Videotex was one of the first remote information terminal systems to implement graphics, offering a fully two-way interactive communication session — unlike one-way viewdata systems like teletext. The North American Presentation Layer Protocol Syntax (NAPLPS), meanwhile, was one of the protocols available for defining the graphics to be shown on the system — encoding images as instructions represented by individual ASCII characters with two-dimensional coordinate data.
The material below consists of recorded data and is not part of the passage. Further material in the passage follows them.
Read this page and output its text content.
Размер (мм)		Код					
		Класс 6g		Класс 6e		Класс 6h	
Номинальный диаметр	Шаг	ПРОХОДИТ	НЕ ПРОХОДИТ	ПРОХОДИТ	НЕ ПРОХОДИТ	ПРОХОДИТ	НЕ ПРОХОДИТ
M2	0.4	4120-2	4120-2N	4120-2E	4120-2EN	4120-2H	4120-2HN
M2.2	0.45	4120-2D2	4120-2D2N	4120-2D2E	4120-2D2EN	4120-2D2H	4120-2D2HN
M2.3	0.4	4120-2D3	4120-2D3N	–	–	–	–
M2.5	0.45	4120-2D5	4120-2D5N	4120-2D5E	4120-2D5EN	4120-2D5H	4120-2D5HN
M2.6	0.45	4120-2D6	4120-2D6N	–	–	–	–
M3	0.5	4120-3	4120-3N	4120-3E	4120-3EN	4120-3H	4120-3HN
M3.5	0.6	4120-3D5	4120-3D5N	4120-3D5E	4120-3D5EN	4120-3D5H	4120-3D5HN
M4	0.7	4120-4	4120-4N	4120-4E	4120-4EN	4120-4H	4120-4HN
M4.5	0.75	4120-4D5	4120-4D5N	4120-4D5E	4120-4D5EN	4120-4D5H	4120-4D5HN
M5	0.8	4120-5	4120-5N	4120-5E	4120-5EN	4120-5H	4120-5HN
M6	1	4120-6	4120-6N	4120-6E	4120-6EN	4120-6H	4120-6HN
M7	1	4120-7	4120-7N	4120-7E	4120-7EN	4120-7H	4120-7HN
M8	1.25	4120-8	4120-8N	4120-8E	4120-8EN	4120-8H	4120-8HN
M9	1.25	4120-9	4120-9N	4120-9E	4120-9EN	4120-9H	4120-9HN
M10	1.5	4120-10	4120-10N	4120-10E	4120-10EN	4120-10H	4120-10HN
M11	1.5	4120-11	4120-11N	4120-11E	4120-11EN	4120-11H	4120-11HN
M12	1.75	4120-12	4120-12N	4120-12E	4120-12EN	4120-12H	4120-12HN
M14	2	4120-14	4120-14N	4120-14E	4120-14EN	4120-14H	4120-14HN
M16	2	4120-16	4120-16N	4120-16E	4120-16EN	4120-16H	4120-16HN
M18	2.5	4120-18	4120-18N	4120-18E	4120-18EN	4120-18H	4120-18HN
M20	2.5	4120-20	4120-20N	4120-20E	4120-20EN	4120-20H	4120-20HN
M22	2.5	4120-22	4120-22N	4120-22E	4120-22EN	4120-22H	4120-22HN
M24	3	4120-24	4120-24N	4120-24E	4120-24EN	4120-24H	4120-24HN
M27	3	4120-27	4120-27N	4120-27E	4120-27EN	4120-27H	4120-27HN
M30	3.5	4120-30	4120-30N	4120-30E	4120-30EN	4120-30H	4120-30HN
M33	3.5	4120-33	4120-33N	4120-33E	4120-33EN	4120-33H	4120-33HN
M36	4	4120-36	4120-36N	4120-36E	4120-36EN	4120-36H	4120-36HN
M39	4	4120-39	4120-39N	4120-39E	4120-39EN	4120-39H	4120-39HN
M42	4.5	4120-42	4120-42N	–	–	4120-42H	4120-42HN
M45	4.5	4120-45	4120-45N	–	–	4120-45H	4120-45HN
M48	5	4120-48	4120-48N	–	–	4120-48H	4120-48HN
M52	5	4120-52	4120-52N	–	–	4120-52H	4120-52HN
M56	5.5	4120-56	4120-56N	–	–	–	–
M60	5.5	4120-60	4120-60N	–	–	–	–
Developed by Canadian data transmission specialist Norpak, NAPLPS launched as Telidon in 1978.
AT&T's Sceptre videotex terminal was released in 1983, and served as the hardware behind both Knight Ridder's Viewtron service and the Los Angeles Times' Gateway — two of the largest videotex services in the US. Dank's example turned out to be in fully-functional shape, though getting it up and running required a fair bit of trial and error. "My initial attempt at a Python program just sending data [didn't] seem to work," Dank explains. "I used Tera Term to manually ATA [AT command Answer] the incoming call and then I could drag and drop NAPLPS files to transfer in binary mode."
Having proven that the old terminal could still display graphics Dank took what he had learned and developed naplps-server, a software package that sits behind a Hayes-compatible dial-up modem, or suitable modem emulator, and answers calls with a rotating slideshow of NAPLPS color imagery — a unidirectional communication for now, but which could potentially be extended to support two-way interactivity in the future. "I can definitely see how this logic could be modified into a rudimentary BBS [Bulletin Board System]," Dank says.
More information is available in Dank's Mastodon thread, while naplps-server is available on GitHub under the reciprocal GNU General Public License 3.0 — but you'll have to supply a suitable modem and NAPLPS-compatible terminal yourself.